Quem não tem medo da vida, não tem
medo da morte. Schopenhauer
Neste ensaio, darei
continuidade ao trabalho de sistematização filosófica que venho realizando
nesse Blog. No texto anterior (1), a partir de uma leitura existencial das origens
dos seres, categorizei três importantes conceitos: Vida, Existência e Essência.
Esses que buscaram sintetizar dialeticamente algumas noções e aspectos teóricos
sobre o naturalismo de Charles Darwin, a ontologia de Schopenhauer, a Psicanálise
de Freud e o existencialismo de Nietzsche, Heidegger e Sartre.
Do diálogo com Darwin e
Schopenhauer, pude conceituar Vida como: matéria animada que possui leis
rígidas, cuja determinação se dá pela Vontade Biológica que, interagindo com o
meio ambiente e sua seleção natural, tem como finalidade a conservação de si própria,
ou seja, das diversas espécies (vegetais, animais fungos, etc). Essa Vontade
Biológica é parte de uma força maior, conceituada no trabalho como Vontade Geral. Essa última, em sua maior parte, permanece indeterminada, devido ao
desconhecimento humano de sua epistemologia. O que sabemos dessa força até
agora se resume a criatividade artística dos filósofos, cientistas e místicos
religiosos.
As ciências -exatas-
compreendem a Vontade Geral como uma energia universal cosmológica que pode ser, em parte, apreendida por seus recursos tecnológicos (telescópios, tubos de ensaios,
aceleradores de partículas etc), e especulada por suas teorias matemáticas.

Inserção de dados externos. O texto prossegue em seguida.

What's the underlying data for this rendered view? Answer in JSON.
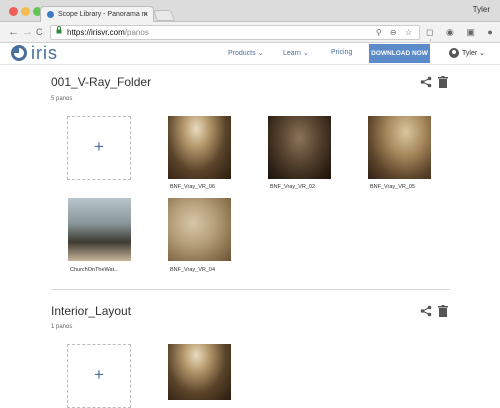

Essa Vontade Geral é nocional e matematicamente compreendida pelas ciências como o impulso
compositor do universo. A filosofia e as ciências humanas, através de seus conceitos,
tentam apreender a lógica dessa Vontade Geral também via especulação, se
centrando no mundo humano. A mística religiosa, por sua vez, entende essa como
manifestação de Deus (es), ser(es) divino(s) que seria(m) o(s) criador(es) do mundo, do universo/cosmo. Em todas essas maneiras de conhecer e de representar
o conhecimento está inclusa uma lógica antropocêntrica da qual não se é
possível fugir, embora a mística religiosa negue essa proposição.
Qualquer conhecimento,
produzido pela subjetividade humana em suas experiências no-mundo-no-tempo-com-os-outros,
tem como parâmetro apriorístico uma demanda vital e existencial. Tal demanda
tem como meta a conservação da vida e da existência. Da vida em sua conjuntura
biológica genérica: a conservação da espécie humana. Da existência, em sua
especificidade subjetiva e social: a conservação da subjetividade particular do
indivíduo em sua temporalidade atual, e a conservação dos diversos
grupos sociais em sua estruturação histórica.
Do diálogo com Freud e
a psicanálise, pude conceituar a especificidade humana da vontade de vida schopenhaueriana - a Vontade biológica – compreendida e horizontalizada por Freud no conceito de
pulsão (vida e morte). Através desse, Freud buscou representar a estrutura e o
funcionamento da vontade de vida, levado ao campo da subjetividade ou
personalidade humana, tendo a sexualidade, o inconsciente e a psicopatologia
como categorias explicativas. Em Freud, a sexualidade é a lei geral da
atividade humana. E essa lei opera segundo o princípio do prazer/desprazer. Freud
expande a lente sobre a subjetividade/personalidade humana, e explica suas
especificidades.
Do diálogo com o
existencialismo de Nietzsche, Heidegger e Sartre, pude apreender a noção de
existência em sua particularidade humanista. Embora Nietzsche, em grande parte
de sua obra, utilize o termo “vida”, acredito que esse, por adentrar a
especificidade da subjetividade humana, pode ser também entendido como
existência. Na verdade, o pensamento de Nietzsche, situado numa visão de homem
e mundo irracionalista, marca a transição do pessimismo romântico schopenhaueriano
para a transvalorização dos valores, edificando o conceito de vontade de poder.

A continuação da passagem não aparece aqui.